Genome size and complexity vary tremendously among eukaryotic species and their organelles. Comparisons across deeply divergent eukaryotic lineages have suggested that variation in mutation rates may explain this diversity, with increased mutational burdens favoring reduced genome size and complexity. The discovery that mitochondrial mutation rates can differ by orders of magnitude among closely related angiosperm species presents a unique opportunity to test this hypothesis. We sequenced the mitochondrial genomes from two species in the angiosperm genus Silene with recent and dramatic accelerations in their mitochondrial mutation rates. Contrary to theoretical predictions, these genomes have experienced a massive proliferation of noncoding content. At 6.7 and 11.3 Mb, they are by far the largest known mitochondrial genomes, larger than most bacterial genomes and even some nuclear genomes.
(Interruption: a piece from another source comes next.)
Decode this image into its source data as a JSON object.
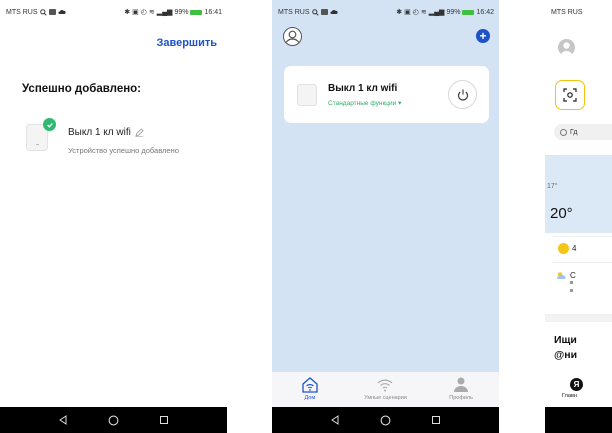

In contrast, two slowly evolving Silene mitochondrial genomes are smaller than average for angiosperms. Consequently, this genus captures approximately 98% of known variation in organelle genome size. The expanded genomes reveal several architectural changes, including the evolution of complex multichromosomal structures (with 59 and 128 circular-mapping chromosomes, ranging in size from 44 to 192 kb). They also exhibit a substantial reduction in recombination and gene conversion activity as measured by the relative frequency of alternative genome conformations and the level of sequence divergence between repeat copies. The evolution of mutation rate, genome size, and chromosome structure can therefore be extremely rapid and interrelated in ways not predicted by current evolutionary theories. Our results raise the hypothesis that changes in recombinational processes, including gene conversion, may be a central force driving the evolution of both mutation rate and genome structure.